Tuesday, July 1, 2008

Dr. Terror's House Of Horrors

The Skeletal Spotlight shines this time on:
"Dr. Terror's House of Horrors" poster
(Click all images for larger versions.)

Had the title been more accurate it would have been "Dr. Terror's
Train of Horrors" but it would have lacked the alliterative punch.

Here it is, folks... the first in the long line of Amicus horror anthologies. Released in 1965 and directed by veteran horror film director Freddie Francis, written by Milton Subotsky and starring Peter Cushing and Christopher Lee, it set the tone for nearly a decade's worth of awesome Amicus anthologies.

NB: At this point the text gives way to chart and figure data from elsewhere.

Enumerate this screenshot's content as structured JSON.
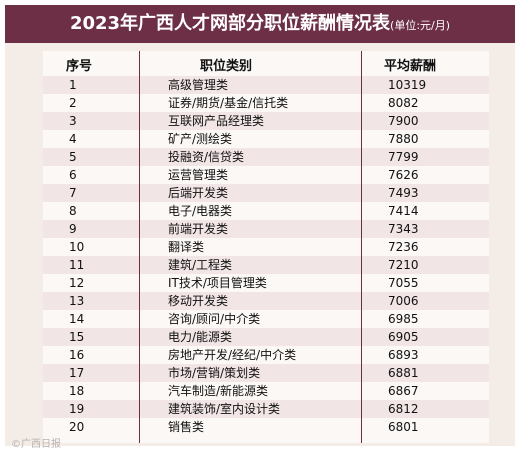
{
  "title": "2023年广西人才网部分职位薪酬情况表",
  "unit": "(单位:元/月)",
  "headers": {
    "no": "序号",
    "category": "职位类别",
    "salary": "平均薪酬"
  },
  "rows": [
    {
      "no": "1",
      "category": "高级管理类",
      "salary": "10319"
    },
    {
      "no": "2",
      "category": "证券/期货/基金/信托类",
      "salary": "8082"
    },
    {
      "no": "3",
      "category": "互联网产品经理类",
      "salary": "7900"
    },
    {
      "no": "4",
      "category": "矿产/测绘类",
      "salary": "7880"
    },
    {
      "no": "5",
      "category": "投融资/信贷类",
      "salary": "7799"
    },
    {
      "no": "6",
      "category": "运营管理类",
      "salary": "7626"
    },
    {
      "no": "7",
      "category": "后端开发类",
      "salary": "7493"
    },
    {
      "no": "8",
      "category": "电子/电器类",
      "salary": "7414"
    },
    {
      "no": "9",
      "category": "前端开发类",
      "salary": "7343"
    },
    {
      "no": "10",
      "category": "翻译类",
      "salary": "7236"
    },
    {
      "no": "11",
      "category": "建筑/工程类",
      "salary": "7210"
    },
    {
      "no": "12",
      "category": "IT技术/项目管理类",
      "salary": "7055"
    },
    {
      "no": "13",
      "category": "移动开发类",
      "salary": "7006"
    },
    {
      "no": "14",
      "category": "咨询/顾问/中介类",
      "salary": "6985"
    },
    {
      "no": "15",
      "category": "电力/能源类",
      "salary": "6905"
    },
    {
      "no": "16",
      "category": "房地产开发/经纪/中介类",
      "salary": "6893"
    },
    {
      "no": "17",
      "category": "市场/营销/策划类",
      "salary": "6881"
    },
    {
      "no": "18",
      "category": "汽车制造/新能源类",
      "salary": "6867"
    },
    {
      "no": "19",
      "category": "建筑装饰/室内设计类",
      "salary": "6812"
    },
    {
      "no": "20",
      "category": "销售类",
      "salary": "6801"
    }
  ],
  "watermark": "©广西日报",
  "colors": {
    "header_band": "#6c2f46",
    "row_shade": "#f1e5e6",
    "background": "#f4ece7"
  }
}
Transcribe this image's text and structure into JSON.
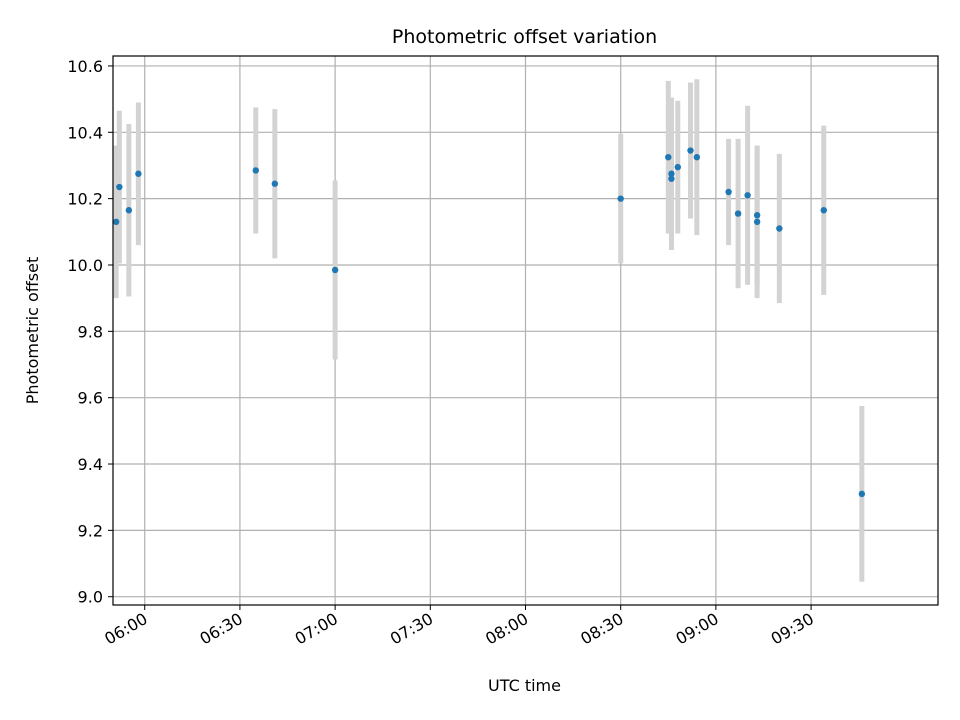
{
  "chart_data": {
    "type": "scatter",
    "title": "Photometric offset variation",
    "xlabel": "UTC time",
    "ylabel": "Photometric offset",
    "xlim": [
      "05:50",
      "10:10"
    ],
    "ylim": [
      8.975,
      10.63
    ],
    "grid": true,
    "errorbar_color": "#d3d3d3",
    "point_color": "#1f77b4",
    "x_ticks": [
      "06:00",
      "06:30",
      "07:00",
      "07:30",
      "08:00",
      "08:30",
      "09:00",
      "09:30"
    ],
    "y_ticks": [
      "9.0",
      "9.2",
      "9.4",
      "9.6",
      "9.8",
      "10.0",
      "10.2",
      "10.4",
      "10.6"
    ],
    "points": [
      {
        "x": "05:51",
        "y": 10.13,
        "err": 0.23
      },
      {
        "x": "05:52",
        "y": 10.235,
        "err": 0.23
      },
      {
        "x": "05:55",
        "y": 10.165,
        "err": 0.26
      },
      {
        "x": "05:58",
        "y": 10.275,
        "err": 0.215
      },
      {
        "x": "06:35",
        "y": 10.285,
        "err": 0.19
      },
      {
        "x": "06:41",
        "y": 10.245,
        "err": 0.225
      },
      {
        "x": "07:00",
        "y": 9.985,
        "err": 0.27
      },
      {
        "x": "08:30",
        "y": 10.2,
        "err": 0.195
      },
      {
        "x": "08:45",
        "y": 10.325,
        "err": 0.23
      },
      {
        "x": "08:46",
        "y": 10.275,
        "err": 0.23
      },
      {
        "x": "08:46",
        "y": 10.26,
        "err": 0.215
      },
      {
        "x": "08:48",
        "y": 10.295,
        "err": 0.2
      },
      {
        "x": "08:52",
        "y": 10.345,
        "err": 0.205
      },
      {
        "x": "08:54",
        "y": 10.325,
        "err": 0.235
      },
      {
        "x": "09:04",
        "y": 10.22,
        "err": 0.16
      },
      {
        "x": "09:07",
        "y": 10.155,
        "err": 0.225
      },
      {
        "x": "09:10",
        "y": 10.21,
        "err": 0.27
      },
      {
        "x": "09:13",
        "y": 10.15,
        "err": 0.21
      },
      {
        "x": "09:13",
        "y": 10.13,
        "err": 0.23
      },
      {
        "x": "09:20",
        "y": 10.11,
        "err": 0.225
      },
      {
        "x": "09:34",
        "y": 10.165,
        "err": 0.255
      },
      {
        "x": "09:46",
        "y": 9.31,
        "err": 0.265
      }
    ]
  }
}
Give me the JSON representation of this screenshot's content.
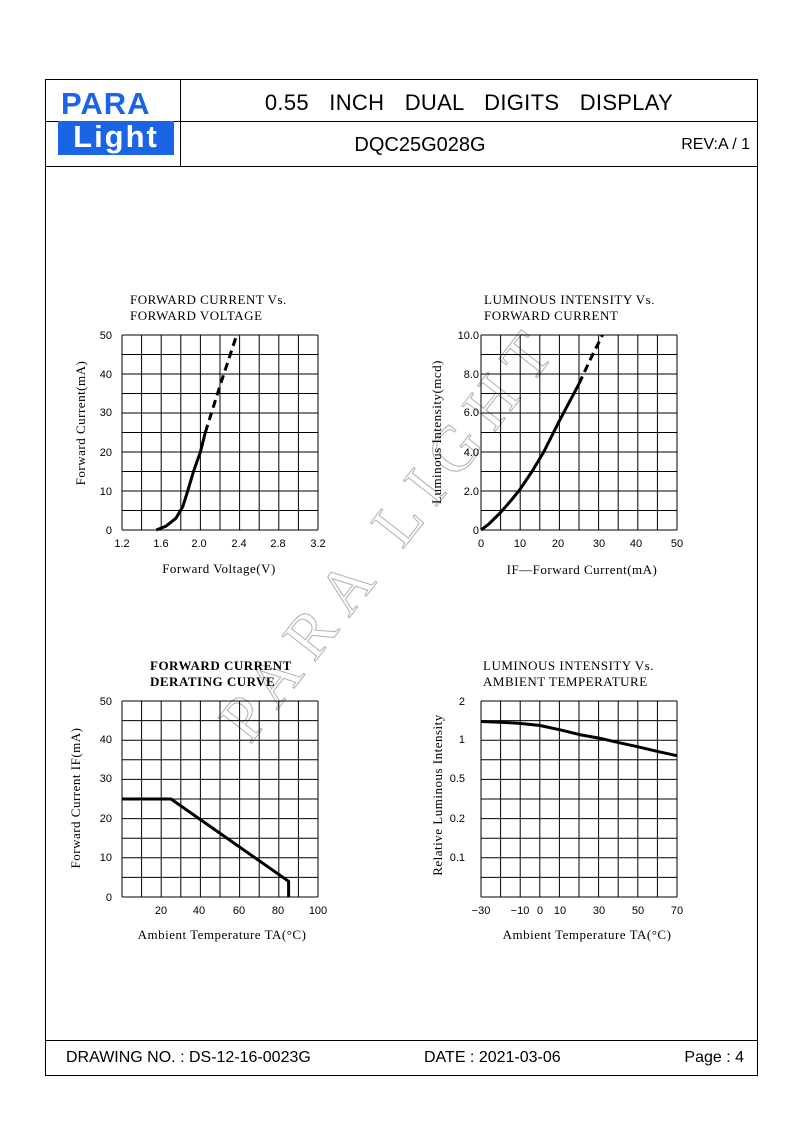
{
  "header": {
    "logo_top": "PARA",
    "logo_bottom": "ight",
    "logo_l": "L",
    "title": "0.55 INCH DUAL DIGITS DISPLAY",
    "part_no": "DQC25G028G",
    "revision": "REV:A / 1"
  },
  "watermark": "PARA LIGHT",
  "footer": {
    "drawing_no": "DRAWING NO. : DS-12-16-0023G",
    "date": "DATE : 2021-03-06",
    "page": "Page : 4"
  },
  "chart_data": [
    {
      "type": "line",
      "title": "FORWARD CURRENT Vs.",
      "subtitle": "FORWARD VOLTAGE",
      "xlabel": "Forward Voltage(V)",
      "ylabel": "Forward Current(mA)",
      "xlim": [
        1.2,
        3.2
      ],
      "ylim": [
        0,
        50
      ],
      "x_ticks": [
        "1.2",
        "1.6",
        "2.0",
        "2.4",
        "2.8",
        "3.2"
      ],
      "y_ticks": [
        "0",
        "10",
        "20",
        "30",
        "40",
        "50"
      ],
      "grid": true,
      "series": [
        {
          "style": "solid",
          "x": [
            1.55,
            1.65,
            1.75,
            1.82,
            1.87,
            1.93,
            2.0,
            2.05
          ],
          "y": [
            0,
            1,
            3,
            6,
            10,
            15,
            20,
            25
          ]
        },
        {
          "style": "dashed",
          "x": [
            2.05,
            2.2,
            2.37
          ],
          "y": [
            25,
            37,
            50
          ]
        }
      ]
    },
    {
      "type": "line",
      "title": "LUMINOUS INTENSITY Vs.",
      "subtitle": "FORWARD CURRENT",
      "xlabel": "IF—Forward Current(mA)",
      "ylabel": "Luminous Intensity(mcd)",
      "xlim": [
        0,
        50
      ],
      "ylim": [
        0,
        10
      ],
      "x_ticks": [
        "0",
        "10",
        "20",
        "30",
        "40",
        "50"
      ],
      "y_ticks": [
        "0",
        "2.0",
        "4.0",
        "6.0",
        "8.0",
        "10.0"
      ],
      "grid": true,
      "series": [
        {
          "style": "solid",
          "x": [
            0,
            2,
            5,
            8,
            10,
            13,
            16,
            20,
            25
          ],
          "y": [
            0,
            0.3,
            0.9,
            1.6,
            2.1,
            3.0,
            4.0,
            5.6,
            7.5
          ]
        },
        {
          "style": "dashed",
          "x": [
            25,
            28,
            31
          ],
          "y": [
            7.5,
            8.8,
            10
          ]
        }
      ]
    },
    {
      "type": "line",
      "title": "FORWARD CURRENT",
      "subtitle": "DERATING CURVE",
      "xlabel": "Ambient Temperature TA(°C)",
      "ylabel": "Forward Current IF(mA)",
      "xlim": [
        0,
        100
      ],
      "ylim": [
        0,
        50
      ],
      "x_ticks": [
        "20",
        "40",
        "60",
        "80",
        "100"
      ],
      "y_ticks": [
        "0",
        "10",
        "20",
        "30",
        "40",
        "50"
      ],
      "grid": true,
      "series": [
        {
          "style": "solid",
          "x": [
            0,
            25,
            85,
            85
          ],
          "y": [
            25,
            25,
            4,
            0
          ]
        }
      ]
    },
    {
      "type": "line",
      "title": "LUMINOUS INTENSITY Vs.",
      "subtitle": "AMBIENT TEMPERATURE",
      "xlabel": "Ambient Temperature TA(°C)",
      "ylabel": "Relative Luminous Intensity",
      "x_ticks": [
        "−30",
        "−10",
        "0",
        "10",
        "30",
        "50",
        "70"
      ],
      "y_ticks": [
        "0.1",
        "0.2",
        "0.5",
        "1",
        "2"
      ],
      "grid": true,
      "series": [
        {
          "style": "solid",
          "x": [
            -30,
            -20,
            -10,
            0,
            10,
            20,
            30,
            40,
            50,
            60,
            70
          ],
          "y": [
            1.35,
            1.33,
            1.3,
            1.25,
            1.15,
            1.05,
            0.98,
            0.9,
            0.83,
            0.76,
            0.7
          ]
        }
      ]
    }
  ]
}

Inspired by the 1945 film "Dead of Night," Milton Subotsky patterned "Dr. Terror's House of Horrors" on that portmanteau format. When his film was a big hit, he stuck to that format for the rest of the series: "Torture Garden" in 1967, "The House That Dripped Blood" in 1970, my personal favorite "Asylum" in 1972, "Tales from the Crypt" in 1972, "The Vault of Horror" in1973, "From Beyond the Grave" in 1973 and "Tales That Witness Madness" in 1974.


Dr. Terror has the last laugh on his doomed traveling companions. But, at least he kept them entertained, long train trips can be murder.

After Amicus founders Milton Subotsky and Max Rosenberg went their separate ways, Subotsky was still active in the early 80s, producing yet another anthology "The Monster Club," directed by Roy Ward Baker, veteran of several Amicus efforts. So I really consider that film to be a part of the group of films.


If you'd ever heard that Kenny Rogers song you'd know it was time to run.

Synopsis: Five strangers board a train and are joined by a mysterious fortune teller who offers to read their Tarot cards. Five separate stories unfold: An architect returns to his ancestoral home to find a werewolf out for revenge; a doctor discovers his new wife is a vampire; a huge plant takes over a house; a musician gets involved with voodoo; an art critic is pursued by a disembodied hand.

Since this blog is mainly devoted to the image of the scary skull as used in horror movie posters, etc., I won't try to review it... also for the simple reason that I have not yet seen it, although I'm familiar with the stories from various sources. I look forward to the DVD release and viewing it for the first time. I am enjoying the US releases of the Amicus films as they come out, for I am finally getting a chance to see and enjoy these films I have read about since I was a kid.



To stop his wife from maxing out the credit card, Donald was forced to take drastic measures.

Here are some poster variations to feast your worm-eaten eyes upon!


"Frenzied Fright! Screaming Nightmare! Freezing Terror!" And Horrifying Hyperbole!


"I actually do have a house of horrors... but it wasn't in the cards that you should see it."


"Not only do the cards predict your future, but they can
help you clean your teeth when you don't have time to floss."


Newspaper insert that tried to look like an actual article.


Cover to the paperback novelization of the film.




SEE! Really crappy artwork ! The poster for the 1943 spook show that claimed the title first.

The title had been used before for a traveling roadshow (not a movie, as I had thought before knowledgeable blogger Karswell corrected me) making the rounds in 1943, in which a live host known only as Doctor Terror recounts seven stories from his casebook of personal encounters with evil and the supernatural. The blurb reads "For the first time on any screen!" However, the stories which he introduces and then shows on the screen, are only segments of reused footage from such films as Carl Dreyer's Vampyr, White Zombie, The Scotland Yard Mystery, Le Golem, and the serial The Return of Chandu. Talk about a ripoff. A crummy clip show.